My neck has knotted, resenting any head action, forward, back or side to side. I make eye contact turning my whole torso to avoid the neck. The two dents below the scalp I press, to release the tension, are bruised. I massage the top of the spine with my knuckles to break down the crystals and open the veins to get blood flowing, aware that if this happens, there is an additional rush of pain as the warmth floods the brain to overload.
Waves of starvation and rejection of food alternate through the day, bloating the stomach and I massage the area. I crave caffeine in tea (not coffee), or coke. I want chips, a big portion. Then my system shuts down as the migraine spreads over my body, paralysing the areas it touches. I realise too late. The food sits in my body like a lead weight. The medication stops the functioning of the system. It shuts it down as it deadens the pain receptors. For days. I drink lots of water.

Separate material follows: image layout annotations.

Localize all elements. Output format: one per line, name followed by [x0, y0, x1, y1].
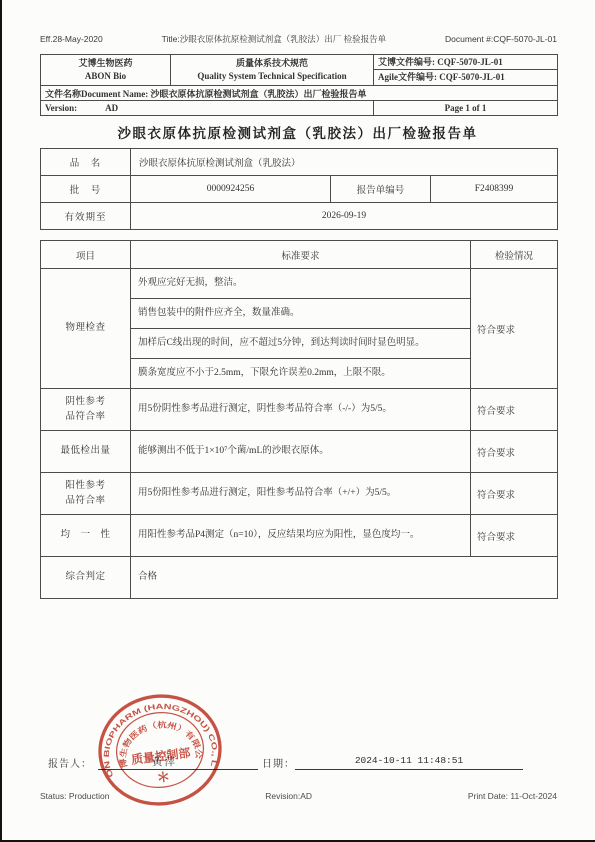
table-row: 物理检查 外观应完好无损，整洁。 符合要求 — [41, 269, 558, 299]
document-number: Document #:CQF-5070-JL-01 — [445, 34, 557, 44]
column-header-result: 检验情况 — [471, 241, 558, 269]
positive-reference-req: 用5份阳性参考品进行测定，阳性参考品符合率（+/+）为5/5。 — [131, 473, 471, 515]
spec-title-en: Quality System Technical Specification — [171, 70, 373, 83]
product-info-table: 品 名 沙眼衣原体抗原检测试剂盒（乳胶法） 批 号 0000924256 报告单… — [40, 148, 558, 230]
spec-title-cn: 质量体系技术规范 — [171, 57, 373, 70]
positive-reference-result: 符合要求 — [471, 473, 558, 515]
table-row: 综合判定 合格 — [41, 557, 558, 599]
physical-req-4: 膜条宽度应不小于2.5mm，下限允许误差0.2mm，上限不限。 — [131, 359, 471, 389]
batch-value: 0000924256 — [131, 176, 331, 203]
report-no-label: 报告单编号 — [331, 176, 431, 203]
top-meta-line: Eff.28-May-2020 Title:沙眼衣原体抗原检测试剂盒（乳胶法）出… — [40, 33, 557, 45]
version-cell: Version:AD — [41, 101, 374, 116]
version-label: Version: — [45, 103, 77, 113]
item-minimum-detection: 最低检出量 — [41, 431, 131, 473]
date-value: 2024-10-11 11:48:51 — [295, 755, 523, 766]
page-info: Page 1 of 1 — [374, 101, 558, 116]
product-name-value: 沙眼衣原体抗原检测试剂盒（乳胶法） — [131, 149, 558, 176]
expiry-label: 有效期至 — [41, 203, 131, 230]
footer-line: Status: Production Revision:AD Print Dat… — [40, 791, 557, 801]
header-table: 艾博生物医药 ABON Bio 质量体系技术规范 Quality System … — [40, 54, 558, 116]
item-uniformity: 均 一 性 — [41, 515, 131, 557]
effective-date: Eff.28-May-2020 — [40, 34, 103, 44]
product-name-label: 品 名 — [41, 149, 131, 176]
signature-row: 报告人： 黄萍 日期： 2024-10-11 11:48:51 — [40, 752, 557, 774]
doc-number-cell: 艾博文件编号: CQF-5070-JL-01 Agile文件编号: CQF-50… — [374, 55, 558, 86]
physical-req-1: 外观应完好无损，整洁。 — [131, 269, 471, 299]
item-physical-check: 物理检查 — [41, 269, 131, 389]
minimum-detection-req: 能够测出不低于1×10⁷个菌/mL的沙眼衣原体。 — [131, 431, 471, 473]
physical-result: 符合要求 — [471, 269, 558, 389]
table-row: 最低检出量 能够测出不低于1×10⁷个菌/mL的沙眼衣原体。 符合要求 — [41, 431, 558, 473]
table-row: 阴性参考 品符合率 用5份阴性参考品进行测定，阴性参考品符合率（-/-）为5/5… — [41, 389, 558, 431]
company-name-en: ABON Bio — [41, 70, 170, 83]
reporter-signature-line — [98, 769, 258, 770]
revision-text: Revision:AD — [265, 791, 312, 801]
negative-reference-result: 符合要求 — [471, 389, 558, 431]
reporter-label: 报告人： — [48, 755, 92, 770]
uniformity-result: 符合要求 — [471, 515, 558, 557]
expiry-value: 2026-09-19 — [131, 203, 558, 230]
reporter-signature: 黄萍 — [152, 754, 177, 769]
print-date-text: Print Date: 11-Oct-2024 — [468, 791, 557, 801]
document-name: 文件名称Document Name: 沙眼衣原体抗原检测试剂盒（乳胶法）出厂检验… — [41, 86, 558, 101]
column-header-requirement: 标准要求 — [131, 241, 471, 269]
report-title: 沙眼衣原体抗原检测试剂盒（乳胶法）出厂检验报告单 — [0, 122, 595, 142]
agile-doc-number: Agile文件编号: CQF-5070-JL-01 — [374, 70, 557, 85]
item-positive-reference: 阳性参考 品符合率 — [41, 473, 131, 515]
status-text: Status: Production — [40, 791, 109, 801]
report-page: Eff.28-May-2020 Title:沙眼衣原体抗原检测试剂盒（乳胶法）出… — [0, 0, 595, 842]
column-header-item: 项目 — [41, 241, 131, 269]
uniformity-req: 用阳性参考品P4测定（n=10），反应结果均应为阳性，显色度均一。 — [131, 515, 471, 557]
item-negative-reference: 阴性参考 品符合率 — [41, 389, 131, 431]
item-overall-verdict: 综合判定 — [41, 557, 131, 599]
inspection-table: 项目 标准要求 检验情况 物理检查 外观应完好无损，整洁。 符合要求 销售包装中… — [40, 240, 558, 599]
batch-label: 批 号 — [41, 176, 131, 203]
physical-req-3: 加样后C线出现的时间，应不超过5分钟，到达判读时间时显色明显。 — [131, 329, 471, 359]
version-value: AD — [105, 103, 118, 113]
table-row: 阳性参考 品符合率 用5份阳性参考品进行测定，阳性参考品符合率（+/+）为5/5… — [41, 473, 558, 515]
physical-req-2: 销售包装中的附件应齐全，数量准确。 — [131, 299, 471, 329]
date-line — [295, 769, 523, 770]
spec-cell: 质量体系技术规范 Quality System Technical Specif… — [171, 55, 374, 86]
report-no-value: F2408399 — [431, 176, 558, 203]
company-name-cn: 艾博生物医药 — [41, 57, 170, 70]
minimum-detection-result: 符合要求 — [471, 431, 558, 473]
abon-doc-number: 艾博文件编号: CQF-5070-JL-01 — [374, 55, 557, 70]
document-title-meta: Title:沙眼衣原体抗原检测试剂盒（乳胶法）出厂 检验报告单 — [162, 33, 386, 45]
company-cell: 艾博生物医药 ABON Bio — [41, 55, 171, 86]
overall-verdict-value: 合格 — [131, 557, 558, 599]
table-row: 均 一 性 用阳性参考品P4测定（n=10），反应结果均应为阳性，显色度均一。 … — [41, 515, 558, 557]
date-label: 日期： — [262, 755, 295, 770]
negative-reference-req: 用5份阴性参考品进行测定，阴性参考品符合率（-/-）为5/5。 — [131, 389, 471, 431]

I can’t see very well. Everything is too bright, so I dull my eyes, half closing the lids. The medication can cause drowsiness. The world is too loud. It smells bad too. Don’t take me near any chemicals, in food or soaps. My throat hurts – do I have a cold coming on? There’s too much information and I get lost.
I can’t think. I can’t feel. I can’t sympathise with anyone else, or laugh readily, so I’m considered remote or grumpy. I smile nicely at people worrying over a train time or shopping plans, when I want to swear at them and smash their stupid dinner plate on the floor. I might snap at people a little. Particularly if they’re complaining of the little discomforts in life, like being short-changed at the post-office (why go that f**!@ing post office) or should I wear a cardigan or jacket with this turn of the weather (who gives a sh*t). Sometimes all this is happening before I’m aware I have a migraine, so family and work crises crash together in a pile-up of unhappy anger, pointing a finger at me.

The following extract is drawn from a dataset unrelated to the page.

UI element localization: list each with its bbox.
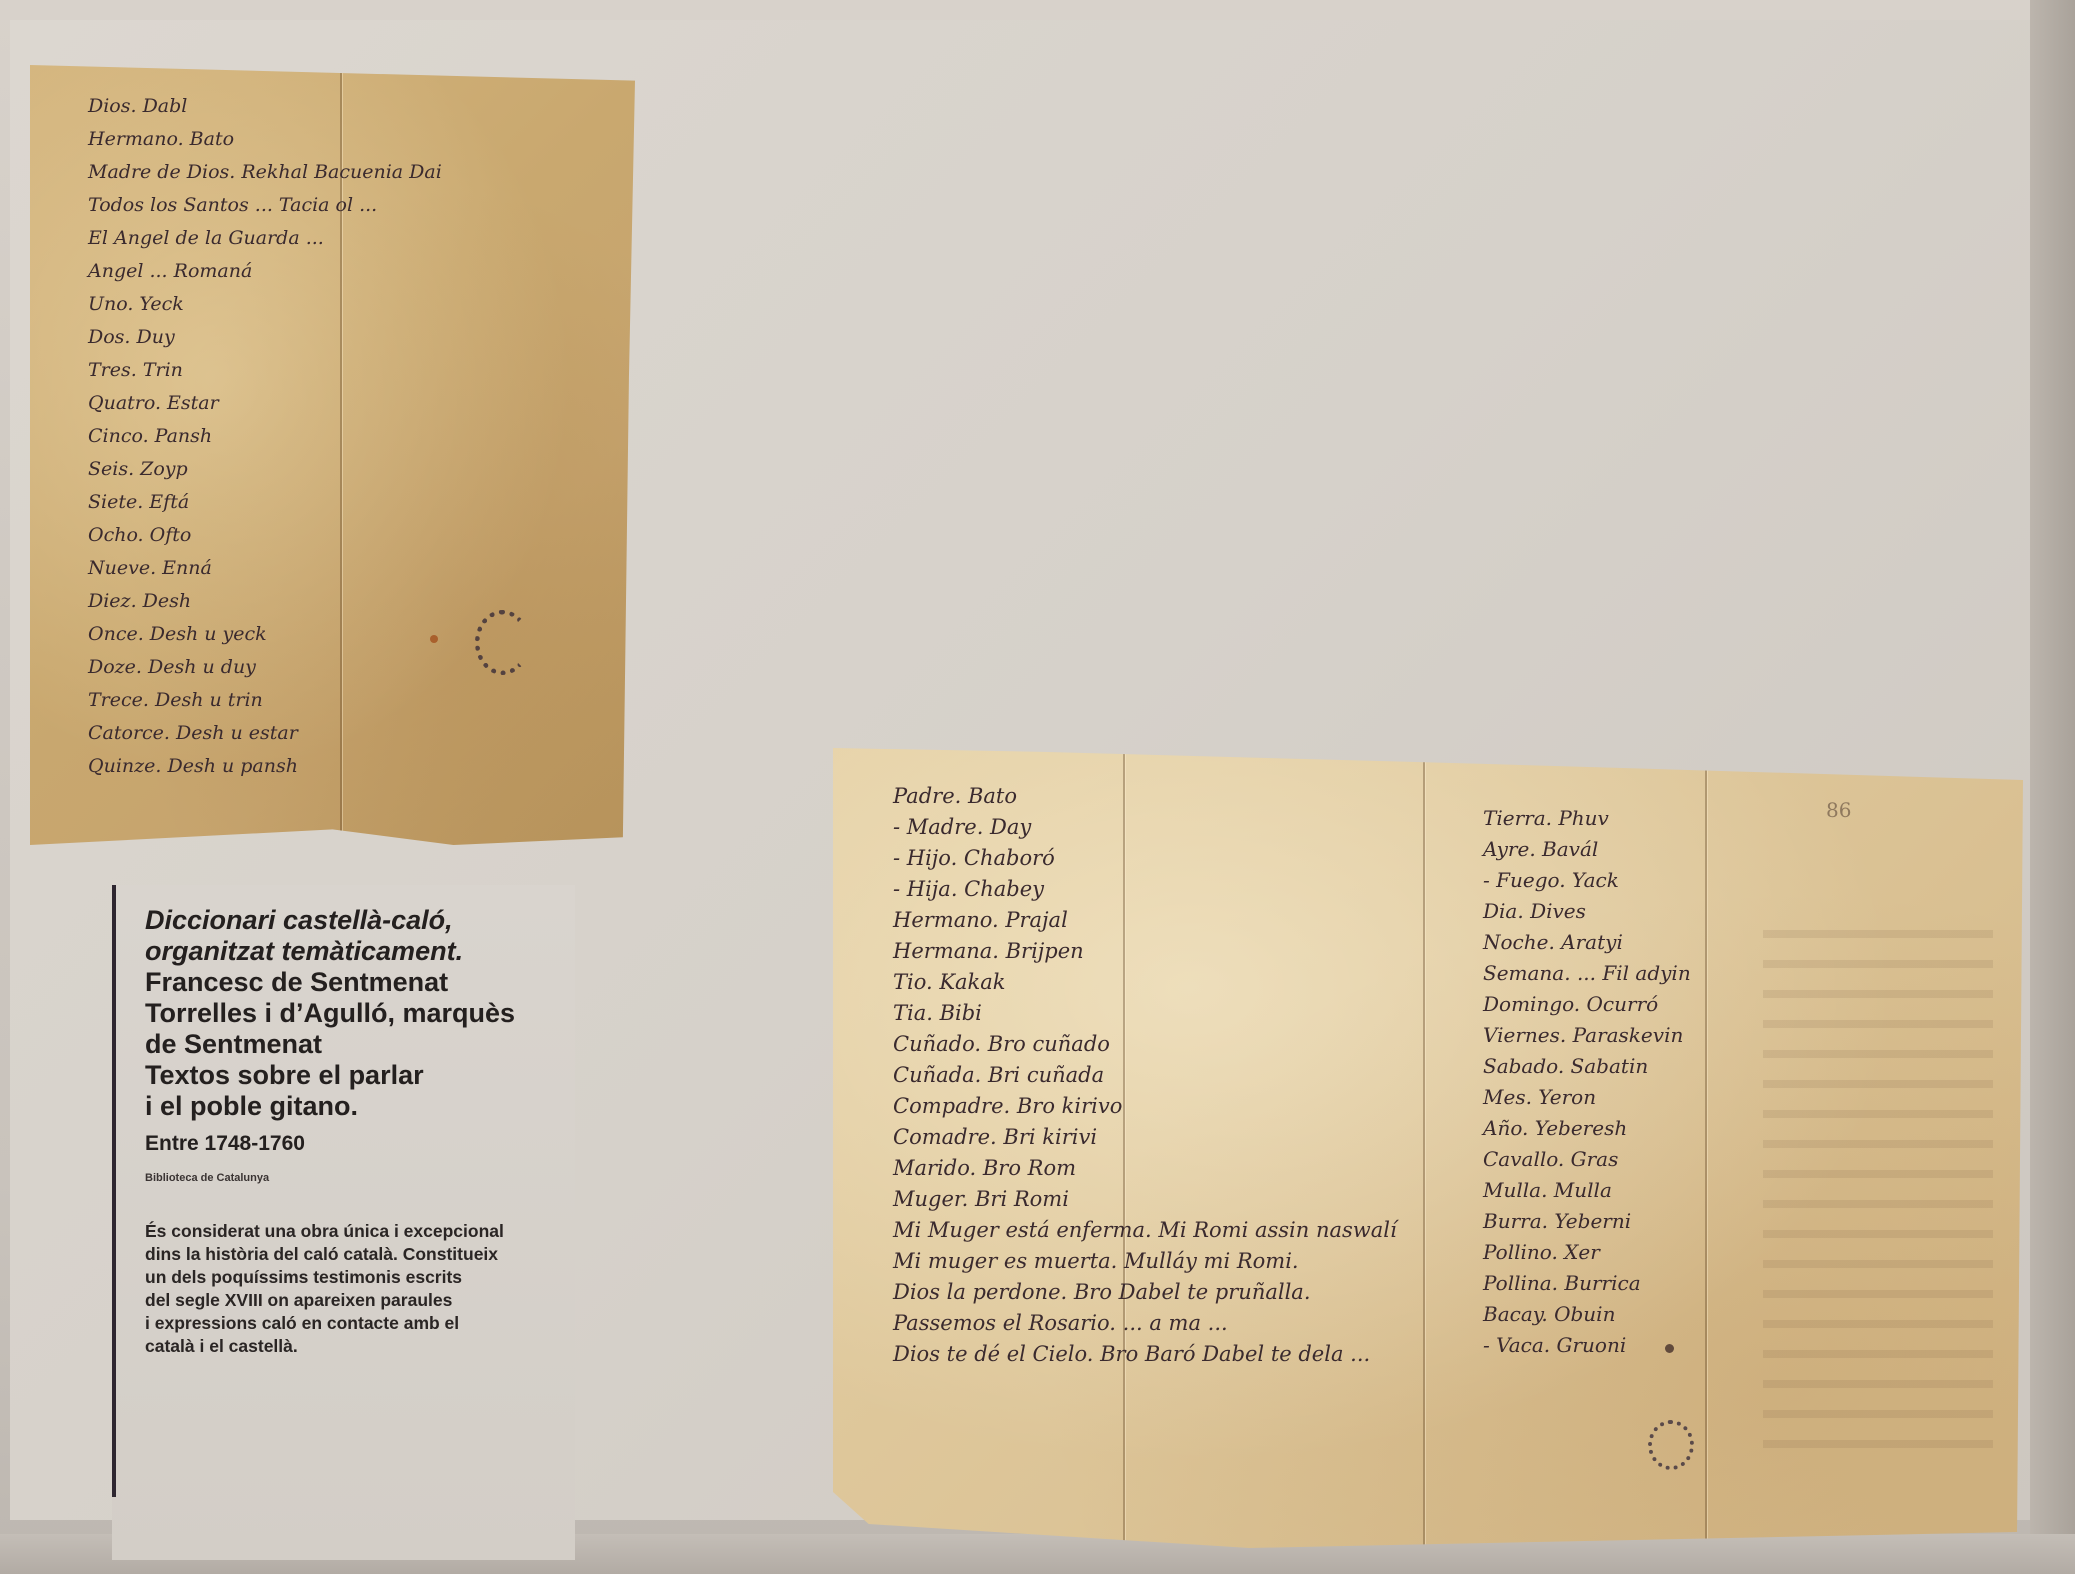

A nightmare is the first sign. Waking in the early hours. Blood is often involved. A maiming of a body. Usually an animal – what does that mean? Then the consciousness of waking, before the eyes open, as a dream clears, I feel the head swamped with the familiar aching odour of the migraine. The initial despair of what lies ahead. I hope it isn’t. Sometimes I have a tablet that I know won’t work, to sort a headache. It could be just a headache. It’s not. I’m an idiot.
The management. The faking to everyone that I am just tired. All day. When do I have the medication. Now? No, too early means it has no effect. Too late, I’ve missed the window that kills the trigger that sets it into its three-day cycle. I’m hurting too much. I can’t think what’s best. No-one else can know what to do. Please, can I have a cup of tea?
Sometimes I’m in a place where I can accept the pain, physically or mentally. I compare it to labour or a broken ankle bone. Sometimes I kid myself and imagine the pain to be the end of a three day migraine. I pretend it’s not on it’s way up, it’s on it’s way down, so it’s past its height and I relax a little. When I relax, I feel the throb behind my ears, deep. I count the hours. Three. Days. When it’s at an intolerable point, when the medication hasn’t worked and there is nothing more to be done than go through the cycle, I close my eyes and imagine the other side.
What did it this time? Ah the weather. Yes, the low pressure presses my head, squeezes my brain. The wine I drank. Two sips of non-organic sulphur infused grape juice killed me. I try magnesium spray, tiger balm, lavender oil massaged. All are comforting but cannot stop the onward march of this monster.
When the migraine has lifted, from one hour to the next, I am re-born. Sometimes the lifting point passes by unnoticed, and I just breathe a sigh of relief that that’s it for a couple of weeks. My vision has returned. My hearing is at a normal frequency. My neck feels like I’ve done a dance class of just headrolls for an hour.
I live differently in my days without migraine. The world is a happy place and I can discuss train times again.”
© Judy Gordon 2018
Judy Gordon was born in London and grew up in Queensland, Australia, studying classical ballet. She has had an extensive career as a soloist ballerina, actress, teacher, singer and dancer in musical theatre, in television and theatre, performing in the UK and in Europe. She has had migraine since childhood and regularly has 1-2 attacks each month.